(CNN)With winter on the horizon, it's getting darker earlier each day, and temperatures are slipping.
Seasonal affective disorder could hit particularly hard this year, especially after months of social distancing and limited contact with family or large groups.
"Our emotional winter is coming," said Jaime Blandino, a clinical psychologist and cofounder of Thrive Center for Psychological Health in Decatur, Georgia.
Seasonal affective disorder, also known by its apt acronym, SAD, is a form of depression that some people get for a few months each year, most commonly during the late fall and winter months, as the days shorten. It can linger until the following spring or summer. Although less common, SAD can also appear in the summer months and go away as the season changes.
"I think we can expect a surge in seasonal affective disorder this year," Blandino said. "It's the pandemic, the election and just the cumulative effect of the year."
Seasonal affective disorder
Less hours of sunlight during winter can cause a drop in brain chemicals that regulate mood, such as serotonin, often called the "happy molecule" for its ability to contribute to well-being. We also rely on sunlight to help stimulate production of melatonin, which helps us sleep, according to the American Psychological Association.
"Seasonal affective disorder could be worse this year given how much we've relied on the outside as this sort of respite," said Vaile Wright, the APA's senior director of health care innovation.
To receive a SAD diagnosis, individuals need to have episodes of major depression that coincide with a specific seasons for at least two years, according to the National Institute of Mental Health. The condition is more common in women than in men, and affects about 5% of the US population.
It occurs more frequently the farther people live from the equator, including for instance, Alaska, which has darker winters. This disorder is also more common among women and young adults, as well as those with a personal or family history of depression.
"There's also a clinically anecdotal risk factor which is just 'how have you been doing?'" Blandino said, noting that the pandemic has affected the emotional state of many who haven't usually needed to worry about their mental health. "Some people didn't have depression until now."

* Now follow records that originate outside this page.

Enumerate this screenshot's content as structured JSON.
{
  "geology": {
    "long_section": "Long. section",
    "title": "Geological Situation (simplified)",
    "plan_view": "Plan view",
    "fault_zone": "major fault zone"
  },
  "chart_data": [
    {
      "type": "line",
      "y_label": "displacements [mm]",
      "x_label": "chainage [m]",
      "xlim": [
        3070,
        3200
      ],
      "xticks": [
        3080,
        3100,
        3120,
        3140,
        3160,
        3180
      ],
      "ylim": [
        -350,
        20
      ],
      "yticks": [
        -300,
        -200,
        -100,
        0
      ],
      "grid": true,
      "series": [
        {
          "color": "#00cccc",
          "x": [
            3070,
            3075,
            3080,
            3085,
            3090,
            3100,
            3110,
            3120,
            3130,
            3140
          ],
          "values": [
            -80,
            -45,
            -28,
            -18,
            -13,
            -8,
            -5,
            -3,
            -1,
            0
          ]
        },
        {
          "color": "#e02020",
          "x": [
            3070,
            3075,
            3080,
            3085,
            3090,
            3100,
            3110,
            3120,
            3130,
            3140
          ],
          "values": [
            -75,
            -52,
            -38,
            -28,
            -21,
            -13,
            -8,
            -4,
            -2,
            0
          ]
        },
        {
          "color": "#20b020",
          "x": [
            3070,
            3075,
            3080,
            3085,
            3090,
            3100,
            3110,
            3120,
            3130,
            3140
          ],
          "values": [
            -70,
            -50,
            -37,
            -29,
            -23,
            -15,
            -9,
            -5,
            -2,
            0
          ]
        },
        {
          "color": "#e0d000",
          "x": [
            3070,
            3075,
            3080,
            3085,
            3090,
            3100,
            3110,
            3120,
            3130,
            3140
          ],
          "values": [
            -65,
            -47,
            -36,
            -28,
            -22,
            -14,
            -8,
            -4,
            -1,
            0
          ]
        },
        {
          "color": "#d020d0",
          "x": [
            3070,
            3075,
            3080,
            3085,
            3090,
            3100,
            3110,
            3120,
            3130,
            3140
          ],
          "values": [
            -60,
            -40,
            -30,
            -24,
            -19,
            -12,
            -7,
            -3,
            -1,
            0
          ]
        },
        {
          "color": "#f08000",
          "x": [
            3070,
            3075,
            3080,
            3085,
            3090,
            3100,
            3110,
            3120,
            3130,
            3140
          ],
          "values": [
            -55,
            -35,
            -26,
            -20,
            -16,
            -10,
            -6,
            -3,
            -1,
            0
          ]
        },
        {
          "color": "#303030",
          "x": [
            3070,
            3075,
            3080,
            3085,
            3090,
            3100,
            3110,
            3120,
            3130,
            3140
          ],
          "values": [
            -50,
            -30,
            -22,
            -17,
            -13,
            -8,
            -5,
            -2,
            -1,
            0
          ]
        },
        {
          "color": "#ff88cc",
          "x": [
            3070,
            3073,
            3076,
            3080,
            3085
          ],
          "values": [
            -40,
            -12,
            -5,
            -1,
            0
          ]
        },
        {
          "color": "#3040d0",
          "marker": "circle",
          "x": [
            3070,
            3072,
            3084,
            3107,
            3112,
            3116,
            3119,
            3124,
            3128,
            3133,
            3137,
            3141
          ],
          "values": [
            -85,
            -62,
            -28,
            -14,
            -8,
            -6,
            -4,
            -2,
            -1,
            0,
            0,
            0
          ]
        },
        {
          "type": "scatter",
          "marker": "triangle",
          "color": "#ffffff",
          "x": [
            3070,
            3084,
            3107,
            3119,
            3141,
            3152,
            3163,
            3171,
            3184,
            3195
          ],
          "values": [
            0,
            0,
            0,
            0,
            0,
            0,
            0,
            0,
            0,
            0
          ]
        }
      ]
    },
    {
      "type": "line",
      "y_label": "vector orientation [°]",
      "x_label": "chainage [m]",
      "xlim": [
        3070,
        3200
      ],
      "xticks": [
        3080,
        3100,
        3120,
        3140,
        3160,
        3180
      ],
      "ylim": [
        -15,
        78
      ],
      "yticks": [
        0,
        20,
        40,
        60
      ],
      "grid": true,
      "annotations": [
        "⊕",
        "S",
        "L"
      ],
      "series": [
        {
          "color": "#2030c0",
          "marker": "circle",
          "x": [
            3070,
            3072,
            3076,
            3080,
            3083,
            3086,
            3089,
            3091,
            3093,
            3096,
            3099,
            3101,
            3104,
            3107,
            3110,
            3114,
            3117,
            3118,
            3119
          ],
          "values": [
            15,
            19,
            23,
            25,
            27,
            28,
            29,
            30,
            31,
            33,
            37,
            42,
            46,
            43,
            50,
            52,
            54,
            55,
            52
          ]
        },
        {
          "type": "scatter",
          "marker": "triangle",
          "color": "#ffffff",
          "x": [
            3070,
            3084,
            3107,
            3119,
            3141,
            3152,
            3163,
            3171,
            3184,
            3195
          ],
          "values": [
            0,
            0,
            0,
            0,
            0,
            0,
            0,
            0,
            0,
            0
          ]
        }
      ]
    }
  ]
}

During the pandemic, people are already carrying a greater emotional load than usual. Although one of the best ways to prevent Covid-19 remains avoiding gatherings, following public health advice comes at a cost to mental health.
"Some of the measures we've had to take to protect ourselves against the coronavirus aren't good for us," she said. "Our modes of resilience may not be applicable anymore."
The new normal means a decline in in-person interaction. Further, many people feel screen fatigue from using video chat technology to keep in touch with friends and families. These factors can drive a palpable sense of loneliness that leaves many vulnerable to SAD this year.
"Of course, you're anxious," Blandino said. "It would be abnormal for you not to be struggling."
How to cope
We're a few weeks into fall in the Northern Hemisphere. Before the mercury truly plunges, now is the time to build a plan that can see you through the dark winter months. Think of it as squirreling away your own mental health acorns from which you can benefit later.
"It's easy to get creative when you're not already in that depressed place," Blandino said.
Build a tool kit: As you brainstorm an approach to staving off SAD, one way to think ahead is to create an idea bank of your favorite ways to do self-care, be it long morning walks or late-night bubble baths. Physically writing them out is a way of getting away from ever-pervasive screens.
"It can be a literal box," Blandino said. "As you think of ideas, write them on a slip of paper and throw them in the box."